SIDELIGHTS: Kaja Silverman's work, according to Eric Waggoner in the Dictionary of Literary Biography, "engages and explores a variety of methodological approaches as it moves from sign-systems to literature to the cinema to visual art and back again; yet it always returns to the idea of 'possibility': that is, toward the multitude of ways in which an individual understands his or her position in the world. Throughout her critical project Silverman has questioned relationships with language, vision, and subjectivity—in short, the foundations of our perceptions of self and other." Writing in Feminist Studies, Eva Cherniavsky explained: "Since the early 1980s, Silverman's impressive body of work has traced the unconscious of the cinematic text and in so doing sought to refine and elucidate the value of psychoanalysis as a reading protocol. Ultimately, her investment lies in revising but also in re-authorizing the foundationalist project of classic psychoanalysis, which proposes to discover (to excavate and isolate) the psychic imperatives and processes from which human reality most fundamentally ensues."

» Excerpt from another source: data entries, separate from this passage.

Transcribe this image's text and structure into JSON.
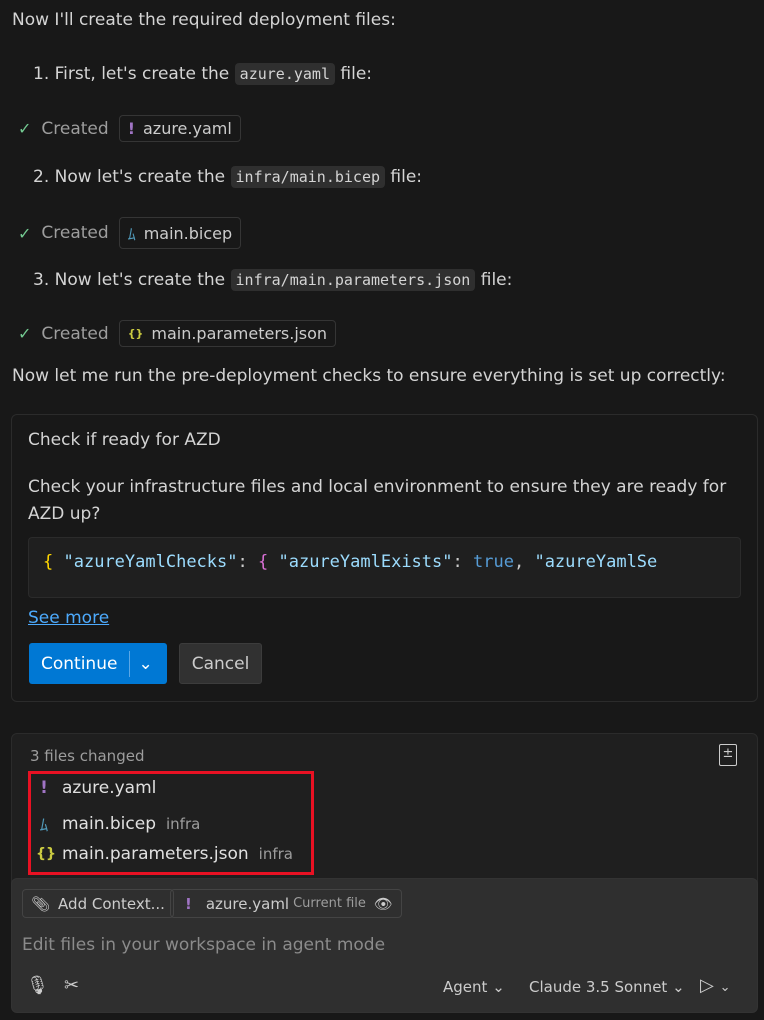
{
  "intro": "Now I'll create the required deployment files:",
  "steps": [
    {
      "prefix": "1. First, let's create the",
      "code": "azure.yaml",
      "suffix": "file:",
      "created_label": "Created",
      "file": "azure.yaml"
    },
    {
      "prefix": "2. Now let's create the",
      "code": "infra/main.bicep",
      "suffix": "file:",
      "created_label": "Created",
      "file": "main.bicep"
    },
    {
      "prefix": "3. Now let's create the",
      "code": "infra/main.parameters.json",
      "suffix": "file:",
      "created_label": "Created",
      "file": "main.parameters.json"
    }
  ],
  "outro": "Now let me run the pre-deployment checks to ensure everything is set up correctly:",
  "confirm": {
    "title": "Check if ready for AZD",
    "description": "Check your infrastructure files and local environment to ensure they are ready for AZD up?",
    "code": {
      "b1": "{",
      "k1": "\"azureYamlChecks\"",
      "c1": ":",
      "b2": "{",
      "k2": "\"azureYamlExists\"",
      "c2": ":",
      "v2": "true",
      "c3": ",",
      "k3": "\"azureYamlSe"
    },
    "see_more": "See more",
    "continue": "Continue",
    "cancel": "Cancel"
  },
  "changes": {
    "summary": "3 files changed",
    "files": [
      {
        "name": "azure.yaml",
        "dir": ""
      },
      {
        "name": "main.bicep",
        "dir": "infra"
      },
      {
        "name": "main.parameters.json",
        "dir": "infra"
      }
    ]
  },
  "chat": {
    "add_context": "Add Context...",
    "current_file": "azure.yaml",
    "current_file_label": "Current file",
    "placeholder": "Edit files in your workspace in agent mode",
    "mode": "Agent",
    "model": "Claude 3.5 Sonnet"
  }
}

BIOGRAPHICAL AND CRITICAL SOURCES:
Dictionary of Literary Biography, Volume 246. Twentieth-Century American Cultural Theorists, Gale (Detroit, MI), 2001.
Cineaste, fall, 1998, Jonathan Rosenbaum, review of Speaking about Godard, p. 58.
Diacritics, nmber 27, 1997, Mieke Bal, "Looking at Love: An Ethics of Vision," pp. 59-72.
Discourse, number 19, 1997, Rembert Hüser, "On the Threshold," pp. 3-12.
Feminist Studies, spring, 2000, Eva Cherniavsky, "Visionary Politics?: Feminist Interventions in the Culture of Images," p. 171.
Signs, winter, 2002, Amelia Jones, review of The Threshold of the Visible World, p. 565.